Venerd́ 27 Novembre20:40:27
Android
 | 
iOs
 | 
Mobile

Cattolica, via Garibaldi: scarpata in sicurezza in prossimità del Tavollo

Operai al lavoro nel tratto finale di marciapiede della via cittadina

Attualità Cattolica | 14:24 - 05 Novembre 2020 I lavori in via Garibaldi I lavori in via Garibaldi.

Nei giorni scorsi era stato avviato un intervento di manutenzione straordinaria in via Garibaldi al confine col Comune di Gabicce Mare. Il cantiere è stato allestito nel tratto finale del marciapiede, lato mare, nei pressi dell'attraversamento del torrente Tavollo. Si tratta di un intervento ritenuto prioritario, atteso da circa un decennio, poiché il marciapiede in questione ha presentato nel tempo un progressivo cedimento verso la scarpata sottostante. Una slamatura per una lunghezza di pressappoco 30 metri che si è evidenziata in particolar modo in un tratto di circa 10 metri lineari. In quest'ultima porzione di marciapiede anche il guardrail si è scostato di circa 50 cm dal proprio asse. Per tale motivo, l'intero tratto di marciapiede era stato fino ad ora delimitato con transenne ed adeguata segnaletica e precluso al passaggio pedonale.
 

Nel dettaglio, si tratta di un intervento da circa 41mila euro effettuato tramite accordo quadro.

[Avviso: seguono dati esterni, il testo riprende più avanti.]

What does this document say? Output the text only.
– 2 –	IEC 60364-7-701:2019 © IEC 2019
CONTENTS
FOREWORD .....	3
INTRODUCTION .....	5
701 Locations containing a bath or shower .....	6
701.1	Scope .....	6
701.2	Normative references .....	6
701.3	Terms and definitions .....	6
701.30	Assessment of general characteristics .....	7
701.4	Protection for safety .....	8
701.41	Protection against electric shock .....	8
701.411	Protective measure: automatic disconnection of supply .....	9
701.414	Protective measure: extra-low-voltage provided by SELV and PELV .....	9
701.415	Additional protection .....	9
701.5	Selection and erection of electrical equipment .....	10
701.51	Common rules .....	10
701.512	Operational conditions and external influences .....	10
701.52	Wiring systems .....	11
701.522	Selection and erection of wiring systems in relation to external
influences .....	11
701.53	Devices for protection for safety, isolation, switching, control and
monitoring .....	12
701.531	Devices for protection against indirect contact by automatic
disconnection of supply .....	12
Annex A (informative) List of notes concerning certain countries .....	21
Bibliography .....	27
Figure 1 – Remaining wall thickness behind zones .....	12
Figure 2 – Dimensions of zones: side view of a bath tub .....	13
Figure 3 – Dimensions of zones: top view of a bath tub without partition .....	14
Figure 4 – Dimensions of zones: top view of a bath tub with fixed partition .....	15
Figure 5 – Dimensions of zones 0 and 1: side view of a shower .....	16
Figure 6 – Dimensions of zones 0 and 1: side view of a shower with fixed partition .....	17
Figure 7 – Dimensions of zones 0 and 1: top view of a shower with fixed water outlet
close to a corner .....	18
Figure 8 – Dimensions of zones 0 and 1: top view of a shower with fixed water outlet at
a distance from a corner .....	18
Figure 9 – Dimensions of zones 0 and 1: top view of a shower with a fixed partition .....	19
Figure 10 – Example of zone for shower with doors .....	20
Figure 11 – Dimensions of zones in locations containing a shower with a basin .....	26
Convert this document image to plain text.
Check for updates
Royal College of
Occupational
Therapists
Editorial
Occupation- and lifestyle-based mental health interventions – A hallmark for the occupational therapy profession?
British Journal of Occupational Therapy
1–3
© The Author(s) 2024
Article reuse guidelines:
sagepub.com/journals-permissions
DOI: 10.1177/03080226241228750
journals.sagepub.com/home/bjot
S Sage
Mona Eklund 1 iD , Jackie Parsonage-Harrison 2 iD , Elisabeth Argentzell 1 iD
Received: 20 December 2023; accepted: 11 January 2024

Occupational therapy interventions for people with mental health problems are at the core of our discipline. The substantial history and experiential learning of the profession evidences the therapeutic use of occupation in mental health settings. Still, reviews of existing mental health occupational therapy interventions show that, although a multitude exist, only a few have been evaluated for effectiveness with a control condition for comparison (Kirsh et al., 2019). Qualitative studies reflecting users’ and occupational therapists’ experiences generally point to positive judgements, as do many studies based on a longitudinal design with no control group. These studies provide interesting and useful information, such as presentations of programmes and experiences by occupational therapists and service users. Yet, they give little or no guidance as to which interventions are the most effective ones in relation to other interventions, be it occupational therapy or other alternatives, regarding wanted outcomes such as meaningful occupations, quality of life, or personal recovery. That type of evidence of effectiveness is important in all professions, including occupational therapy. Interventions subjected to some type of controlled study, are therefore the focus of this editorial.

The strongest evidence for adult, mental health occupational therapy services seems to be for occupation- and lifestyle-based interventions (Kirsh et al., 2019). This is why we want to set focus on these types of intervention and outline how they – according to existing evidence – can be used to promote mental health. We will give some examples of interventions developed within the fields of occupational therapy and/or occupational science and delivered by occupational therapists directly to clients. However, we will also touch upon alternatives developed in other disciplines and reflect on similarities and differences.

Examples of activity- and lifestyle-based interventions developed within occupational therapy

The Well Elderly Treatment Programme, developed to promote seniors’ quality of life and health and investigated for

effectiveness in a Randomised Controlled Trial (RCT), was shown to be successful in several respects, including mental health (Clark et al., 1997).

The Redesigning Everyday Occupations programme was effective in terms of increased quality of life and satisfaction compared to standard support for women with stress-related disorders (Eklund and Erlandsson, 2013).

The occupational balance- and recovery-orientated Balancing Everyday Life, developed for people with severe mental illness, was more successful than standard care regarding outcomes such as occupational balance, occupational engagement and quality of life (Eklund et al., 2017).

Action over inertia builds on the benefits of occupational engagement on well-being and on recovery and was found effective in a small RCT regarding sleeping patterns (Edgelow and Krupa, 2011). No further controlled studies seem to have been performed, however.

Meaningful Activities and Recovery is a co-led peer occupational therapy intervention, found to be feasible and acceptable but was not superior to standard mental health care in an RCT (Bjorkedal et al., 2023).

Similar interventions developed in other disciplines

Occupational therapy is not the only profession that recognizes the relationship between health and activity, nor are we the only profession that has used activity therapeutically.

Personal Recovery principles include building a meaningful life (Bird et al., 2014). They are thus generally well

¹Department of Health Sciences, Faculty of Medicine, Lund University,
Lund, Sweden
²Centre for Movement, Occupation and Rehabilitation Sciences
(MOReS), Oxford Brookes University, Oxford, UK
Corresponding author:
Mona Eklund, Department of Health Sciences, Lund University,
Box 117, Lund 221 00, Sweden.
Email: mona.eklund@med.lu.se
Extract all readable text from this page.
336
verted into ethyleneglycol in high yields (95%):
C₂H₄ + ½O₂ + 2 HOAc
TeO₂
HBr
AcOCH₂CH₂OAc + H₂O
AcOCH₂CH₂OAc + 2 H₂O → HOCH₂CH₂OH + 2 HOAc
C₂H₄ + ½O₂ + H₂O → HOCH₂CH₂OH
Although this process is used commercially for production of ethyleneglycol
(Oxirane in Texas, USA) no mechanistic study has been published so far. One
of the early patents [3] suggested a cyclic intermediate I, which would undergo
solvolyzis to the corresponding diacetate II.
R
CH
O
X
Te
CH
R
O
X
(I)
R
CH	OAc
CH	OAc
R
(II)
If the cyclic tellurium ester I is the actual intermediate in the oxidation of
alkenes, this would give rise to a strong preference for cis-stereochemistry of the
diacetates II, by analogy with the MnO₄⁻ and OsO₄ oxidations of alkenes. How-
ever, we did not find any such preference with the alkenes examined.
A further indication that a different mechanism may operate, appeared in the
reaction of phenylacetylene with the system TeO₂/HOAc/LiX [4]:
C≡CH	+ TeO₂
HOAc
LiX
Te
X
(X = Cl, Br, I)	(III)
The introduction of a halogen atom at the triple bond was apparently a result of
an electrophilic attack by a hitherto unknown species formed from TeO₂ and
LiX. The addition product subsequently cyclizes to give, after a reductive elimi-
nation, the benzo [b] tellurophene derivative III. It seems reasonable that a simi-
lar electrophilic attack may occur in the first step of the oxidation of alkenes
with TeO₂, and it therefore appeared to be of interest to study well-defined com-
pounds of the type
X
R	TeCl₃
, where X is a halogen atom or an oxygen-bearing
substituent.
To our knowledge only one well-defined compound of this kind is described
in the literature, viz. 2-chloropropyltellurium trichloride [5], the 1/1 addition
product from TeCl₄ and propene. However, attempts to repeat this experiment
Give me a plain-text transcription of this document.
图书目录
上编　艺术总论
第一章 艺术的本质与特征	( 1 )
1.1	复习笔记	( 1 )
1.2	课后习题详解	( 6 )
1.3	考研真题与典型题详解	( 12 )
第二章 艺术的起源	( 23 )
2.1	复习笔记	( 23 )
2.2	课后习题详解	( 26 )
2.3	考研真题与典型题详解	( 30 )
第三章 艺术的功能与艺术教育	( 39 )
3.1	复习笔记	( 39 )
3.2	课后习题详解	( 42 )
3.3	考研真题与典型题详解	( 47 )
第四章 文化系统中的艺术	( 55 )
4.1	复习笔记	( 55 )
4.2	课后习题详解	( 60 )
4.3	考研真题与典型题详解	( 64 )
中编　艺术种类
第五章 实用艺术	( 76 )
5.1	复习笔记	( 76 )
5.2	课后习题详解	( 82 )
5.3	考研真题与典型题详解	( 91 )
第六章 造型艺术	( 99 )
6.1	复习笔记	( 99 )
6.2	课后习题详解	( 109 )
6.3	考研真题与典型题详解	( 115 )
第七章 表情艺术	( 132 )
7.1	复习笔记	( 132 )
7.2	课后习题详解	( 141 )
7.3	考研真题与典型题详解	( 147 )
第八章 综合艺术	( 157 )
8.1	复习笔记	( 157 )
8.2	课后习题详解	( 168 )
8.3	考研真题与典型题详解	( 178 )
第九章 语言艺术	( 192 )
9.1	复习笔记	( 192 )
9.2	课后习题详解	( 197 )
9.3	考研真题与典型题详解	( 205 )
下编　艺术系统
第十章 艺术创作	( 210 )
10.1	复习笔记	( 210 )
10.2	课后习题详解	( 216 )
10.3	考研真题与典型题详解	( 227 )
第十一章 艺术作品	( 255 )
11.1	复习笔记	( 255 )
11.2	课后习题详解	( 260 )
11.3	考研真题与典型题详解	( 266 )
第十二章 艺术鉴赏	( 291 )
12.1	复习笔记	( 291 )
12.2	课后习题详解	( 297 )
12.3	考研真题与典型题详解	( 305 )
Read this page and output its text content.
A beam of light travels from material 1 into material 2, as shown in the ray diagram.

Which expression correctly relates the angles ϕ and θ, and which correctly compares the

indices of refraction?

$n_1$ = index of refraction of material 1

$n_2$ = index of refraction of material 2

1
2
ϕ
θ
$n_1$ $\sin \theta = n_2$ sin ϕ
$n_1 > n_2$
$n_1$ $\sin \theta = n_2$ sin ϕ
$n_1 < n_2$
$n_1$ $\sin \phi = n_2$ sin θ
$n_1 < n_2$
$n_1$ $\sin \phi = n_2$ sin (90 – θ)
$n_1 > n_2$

Il progetto prevede, in particolare, la rimozione del guardrail esistente e la demolizione del marciapiede. Contestualmente si effettuerà lo scavo di sbancamento, posti al centro del marciapiede 10 pali trivellati (dal diametro 60 cm e 9 metri di profondità), la realizzazione di un cordolo di collegamento soprastante la soletta armata a sostegno del nuovo marciapiede e guardrail. I lavori si concluderanno nelle prossime settimane con l'installazione della nuova barriera stradale in acciaio zincato e la rifinitura per la parte pedonale del marciapiede. Infine verrà ripristinata l'intera pavimentazione per la zona di intervento da via Volturno fino ad arrivare a metà ponte per tutta la larghezza strada. I lavori che si stanno effettuando andranno a risolvere, dunque, le criticità che pregiudicavano anche la sicurezza dei pedoni nell'attraversare il ponte.